How apprenticeships can help manufacturers find workers for hard-to-fill (and high-paying) jobs

Gov. Phil Murphy starting preaching about the value of apprenticeship programs when he was on the campaign trail.

Since taking office, he has tasked Robert Asaro-Angelo, the commissioner of the Department of Labor & Workforce Development, with finding ways of implementing a strategy.

Much of that falls on the New Jersey Office of Apprenticeship.

ROI-NJ caught up with Nicholas Toth, the assistant director of that office, on Friday at Made in New Jersey, the National Manufacturing Day event sponsored by the New Jersey Manufacturing Extension Program.

Toth explained the value of apprenticeships and what his office is doing to promote them.

Here’s a bit of the conversation, edited for space and clarity.

ROI-NJ: Explain why apprenticeship programs — which many think are a relic of the past — are so important for today and for the future?

Nicholas Toth: New Jersey is facing a record-low unemployment rate. I think it’s the lowest rate that we’ve had in the 40 years since we’ve been keeping data. And that puts industry in a really tough position because the available labor doesn’t exist for the jobs that they’re trying to hire and recruit for.

So, what do you do when you can’t find someone on the open market to recruit? You have to train them and you have to upskill them. You have to educate them. So, what we do at the Office of Apprenticeship is we really bring industry, education and the supply of labor together to build a registered apprenticeship model that solves that problem in the market.

ROI: How do you convince the next generation of workers that this is a solid option?

NT: It’s really a three-part answer.

  1. I think what’s really important is for people to just look at the numbers. On average, and these are U.S. Department of Labor statistics, someone that goes through a registered apprenticeship program is going to earn, on average, over $300,000 over the course of their working lifetime.
  2. The average apprentice in the U.S. earns at or above a $50,000 starting salary once they complete it.
  3. A lot of these jobs are in high-demand areas where the market is bidding up the wage over and over and over again. It’s amazing. I speak with people in the automotive industry and there are career pathways right now where, if you spend five years, without incurring any college debt, you can be in a six-figure earning category. That means a kid in his mid-20s, with a high school diploma and five years of training, can be making six figures.
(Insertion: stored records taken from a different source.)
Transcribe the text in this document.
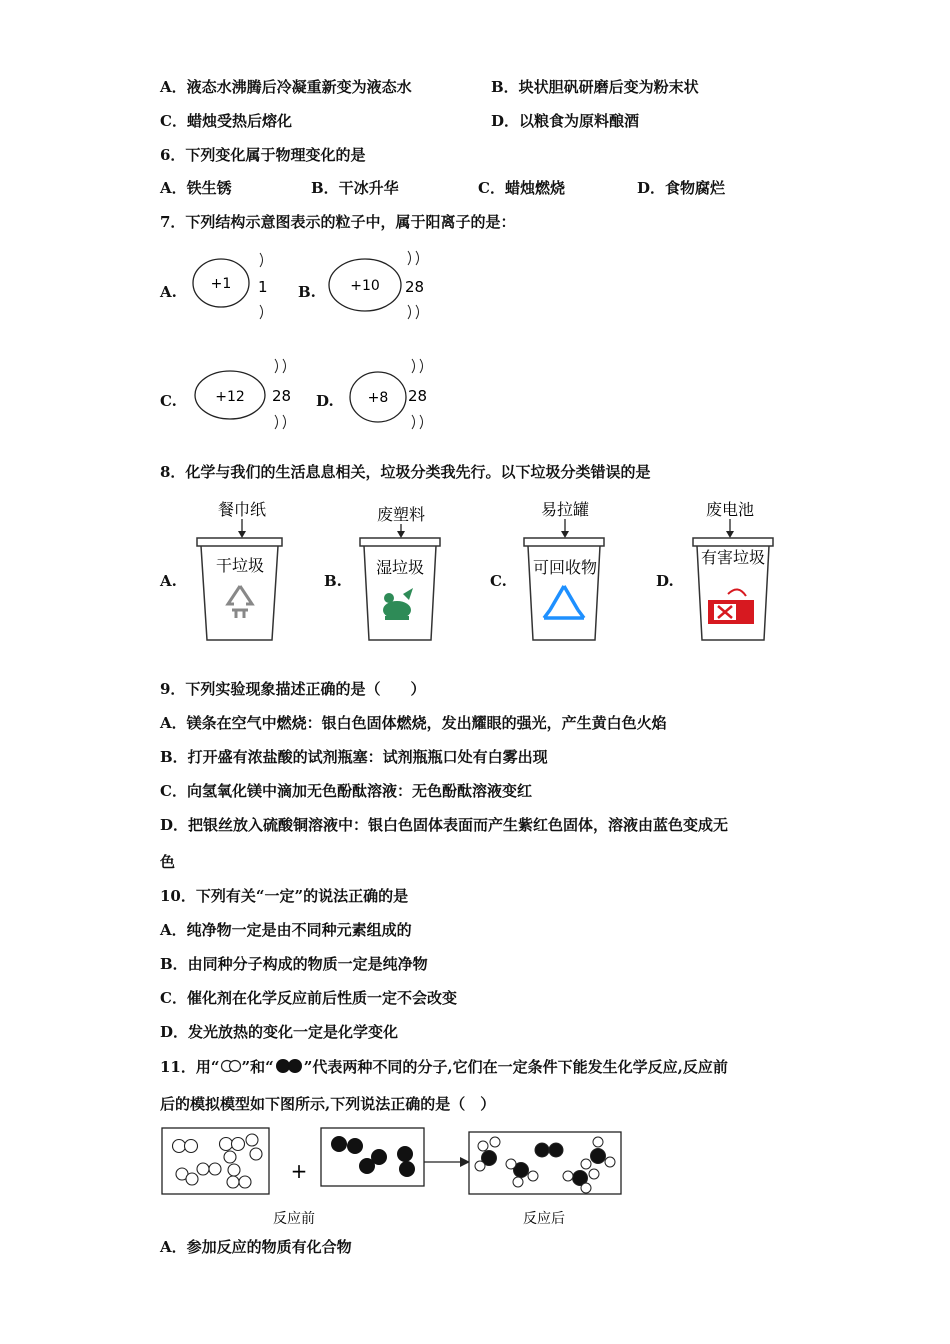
A．液态水沸腾后冷凝重新变为液态水	B．块状胆矾研磨后变为粉末状
C．蜡烛受热后熔化	D．以粮食为原料酿酒
6．下列变化属于物理变化的是
A．铁生锈	B．干冰升华	C．蜡烛燃烧	D．食物腐烂
7．下列结构示意图表示的粒子中，属于阳离子的是：
A. +1 1 B. +10 28
C.	+12 28 D. +8 28
8．化学与我们的生活息息相关，垃圾分类我先行。以下垃圾分类错误的是
A.	B.	C.	D.
餐巾纸
干垃圾
废塑料
湿垃圾
易拉罐
可回收物
废电池
有害垃圾
9．下列实验现象描述正确的是（　　）
A．镁条在空气中燃烧：银白色固体燃烧，发出耀眼的强光，产生黄白色火焰
B．打开盛有浓盐酸的试剂瓶塞：试剂瓶瓶口处有白雾出现
C．向氢氧化镁中滴加无色酚酞溶液：无色酚酞溶液变红
D．把银丝放入硫酸铜溶液中：银白色固体表面而产生紫红色固体，溶液由蓝色变成无
色
10．下列有关“一定”的说法正确的是
A．纯净物一定是由不同种元素组成的
B．由同种分子构成的物质一定是纯净物
C．催化剂在化学反应前后性质一定不会改变
D．发光放热的变化一定是化学变化
11．用“ ”和“ ”代表两种不同的分子,它们在一定条件下能发生化学反应,反应前
后的模拟模型如下图所示,下列说法正确的是（　）
+
反应前	反应后
A．参加反应的物质有化合物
That’s a real thing that I think we need to communicate more broadly in New Jersey so people understand. The economics are there. And, with the looming student loan debt crisis that we’re facing, I think it’s just the perfect time for people to begin to rethink not only apprenticeships in traditional sectors and skilled sectors, but also nontraditional sectors, like health care and technology, where we’re seeing a lot of growth.

ROI: Speaking of stereotypes, we also hear it’s not accurate to say apprenticeships programs are only available for younger people who may opt for them over college. Is that accurate?

NT: Absolutely. One of the programs that we developed last year is called GAINS, or Growing Apprenticeships in Nontraditional Sectors. Those funds aren’t used to support only programs for youth, but they’re also training the adult population and incumbent workers.

So, for instance, if you’re in an advanced manufacturing company and your job is going to be eliminated because of foreign trade, companies are using the apprenticeship model to train that individual for a different job. This way, they can hold on to them and they just don’t have to lay people off.

That’s why apprenticeships are a really flexible model that it is able to serve multiple aspects of the labor market, from youth to the adult population.